Sunil Agarwal has a two-part series on columnstore data elimination. First up is column elimination:
Now, let us run the same query on the table with clustered columnstore index as shown in the picture below. Note, that the logical IOs for the LOB data is reduced by 3/4th for the second query as only one column needs to be fetched. You may wonder why LOB? Well, the data in each column is compressed and then is stored as BLOB. Another point to note is that the query with columnstore index runs much faster, 25x for the first query and 4x for the second query.
Next up is rowgroup elimination:
In the context of rowgroup elimination, let us revisit the previous example with sales data
- You may not even need partitioning to filter the rows for the current quarter as rows are inserted in the SalesDate order allowing SQL Server to pick the rowgroups that contain the rows for the requested date range.

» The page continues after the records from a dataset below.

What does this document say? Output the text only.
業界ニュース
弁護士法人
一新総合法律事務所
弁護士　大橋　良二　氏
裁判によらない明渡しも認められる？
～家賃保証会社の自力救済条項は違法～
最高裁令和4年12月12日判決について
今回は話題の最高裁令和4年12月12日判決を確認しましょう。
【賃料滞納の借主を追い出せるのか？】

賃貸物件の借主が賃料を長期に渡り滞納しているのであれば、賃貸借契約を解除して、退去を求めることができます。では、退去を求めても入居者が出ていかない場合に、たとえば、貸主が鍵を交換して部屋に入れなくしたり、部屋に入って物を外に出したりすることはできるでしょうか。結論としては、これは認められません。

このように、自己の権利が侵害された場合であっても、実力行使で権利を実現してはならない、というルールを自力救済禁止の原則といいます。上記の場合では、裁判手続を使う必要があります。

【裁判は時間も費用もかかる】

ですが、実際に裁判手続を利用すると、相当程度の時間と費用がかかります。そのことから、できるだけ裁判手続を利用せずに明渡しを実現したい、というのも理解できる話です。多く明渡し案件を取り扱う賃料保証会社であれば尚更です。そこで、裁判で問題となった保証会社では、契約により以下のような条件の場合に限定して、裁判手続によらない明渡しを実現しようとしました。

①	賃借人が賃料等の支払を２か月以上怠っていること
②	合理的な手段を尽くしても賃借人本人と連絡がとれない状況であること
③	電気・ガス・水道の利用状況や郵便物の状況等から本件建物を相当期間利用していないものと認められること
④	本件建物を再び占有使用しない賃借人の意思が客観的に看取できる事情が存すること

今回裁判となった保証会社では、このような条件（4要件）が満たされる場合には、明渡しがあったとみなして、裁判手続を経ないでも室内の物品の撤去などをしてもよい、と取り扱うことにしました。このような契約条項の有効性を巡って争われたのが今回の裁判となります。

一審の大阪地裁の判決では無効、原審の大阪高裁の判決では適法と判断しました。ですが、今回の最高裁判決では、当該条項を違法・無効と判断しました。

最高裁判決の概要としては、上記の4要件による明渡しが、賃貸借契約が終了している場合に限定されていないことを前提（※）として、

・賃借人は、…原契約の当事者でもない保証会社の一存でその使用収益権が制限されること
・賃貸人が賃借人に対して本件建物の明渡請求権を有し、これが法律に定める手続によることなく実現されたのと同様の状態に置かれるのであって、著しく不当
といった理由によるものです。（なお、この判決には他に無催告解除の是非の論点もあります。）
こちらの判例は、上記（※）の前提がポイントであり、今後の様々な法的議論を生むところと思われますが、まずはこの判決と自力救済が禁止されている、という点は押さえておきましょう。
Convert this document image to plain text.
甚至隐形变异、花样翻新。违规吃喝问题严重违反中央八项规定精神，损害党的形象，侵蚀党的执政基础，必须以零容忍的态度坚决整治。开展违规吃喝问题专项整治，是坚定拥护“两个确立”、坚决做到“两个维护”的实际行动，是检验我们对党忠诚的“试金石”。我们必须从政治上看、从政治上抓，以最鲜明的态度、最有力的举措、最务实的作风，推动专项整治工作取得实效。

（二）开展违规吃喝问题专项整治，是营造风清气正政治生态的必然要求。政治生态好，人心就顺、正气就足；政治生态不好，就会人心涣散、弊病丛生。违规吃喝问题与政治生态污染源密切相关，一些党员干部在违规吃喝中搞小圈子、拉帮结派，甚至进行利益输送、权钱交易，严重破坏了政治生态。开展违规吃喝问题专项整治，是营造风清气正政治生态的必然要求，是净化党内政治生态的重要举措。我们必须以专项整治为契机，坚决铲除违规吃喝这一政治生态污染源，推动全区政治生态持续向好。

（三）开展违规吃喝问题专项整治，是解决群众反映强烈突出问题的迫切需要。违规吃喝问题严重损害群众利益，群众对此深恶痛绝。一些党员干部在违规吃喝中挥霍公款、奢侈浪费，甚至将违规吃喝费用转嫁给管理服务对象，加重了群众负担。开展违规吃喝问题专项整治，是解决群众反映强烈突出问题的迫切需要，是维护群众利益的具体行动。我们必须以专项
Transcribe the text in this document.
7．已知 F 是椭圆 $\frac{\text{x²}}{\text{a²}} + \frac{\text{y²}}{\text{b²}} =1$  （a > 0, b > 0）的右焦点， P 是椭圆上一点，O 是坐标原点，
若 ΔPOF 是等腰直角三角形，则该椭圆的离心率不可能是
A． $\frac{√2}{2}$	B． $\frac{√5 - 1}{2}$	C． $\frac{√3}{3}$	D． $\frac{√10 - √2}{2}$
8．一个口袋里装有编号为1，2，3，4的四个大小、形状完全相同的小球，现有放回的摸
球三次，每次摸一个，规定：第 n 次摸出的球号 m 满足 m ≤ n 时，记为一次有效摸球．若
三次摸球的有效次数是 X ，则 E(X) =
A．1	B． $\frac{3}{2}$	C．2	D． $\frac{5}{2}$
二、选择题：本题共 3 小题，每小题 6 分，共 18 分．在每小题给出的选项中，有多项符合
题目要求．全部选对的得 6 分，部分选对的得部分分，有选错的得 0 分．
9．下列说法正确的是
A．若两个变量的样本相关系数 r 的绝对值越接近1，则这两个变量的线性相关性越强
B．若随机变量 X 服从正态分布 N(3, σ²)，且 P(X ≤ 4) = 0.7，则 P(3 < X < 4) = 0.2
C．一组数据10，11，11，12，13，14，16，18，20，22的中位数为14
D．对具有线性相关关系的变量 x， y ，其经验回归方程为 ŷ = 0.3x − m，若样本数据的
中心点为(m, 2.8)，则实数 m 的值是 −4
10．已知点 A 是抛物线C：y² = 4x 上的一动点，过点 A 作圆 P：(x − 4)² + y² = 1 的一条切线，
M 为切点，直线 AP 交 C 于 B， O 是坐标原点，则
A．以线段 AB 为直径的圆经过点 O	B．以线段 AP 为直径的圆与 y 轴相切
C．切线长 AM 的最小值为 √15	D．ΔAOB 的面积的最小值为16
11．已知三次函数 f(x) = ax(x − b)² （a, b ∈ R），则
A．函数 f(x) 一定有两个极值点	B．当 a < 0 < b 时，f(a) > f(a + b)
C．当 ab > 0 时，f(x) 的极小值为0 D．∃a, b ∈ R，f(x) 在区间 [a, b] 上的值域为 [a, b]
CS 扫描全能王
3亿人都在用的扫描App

- If you need to filter the data for a specific region within a quarter, you can partition the columnstore index at quarterly boundary and then load the data into each partition after sorting on the region. If the incoming data is not sorted on region, you can follow the steps (a) switch out the partition into a staging table T1 (b) drop the clustered columnstore index (CCI) on the T1 and create clustered btree index on T1 on column ‘region’ to order the data (c) now create the CCI while dropping the existing clustered index. A general recommendation is to create CCI with DOP=1 to keep the prefect ordering.
From these two articles, queries which hit a small percentage of columns and stick to a relatively small number of rowgroups will likely perform better. For people who understand normal B-tree indexes, the second point seems clear enough, but the first point is at least as important.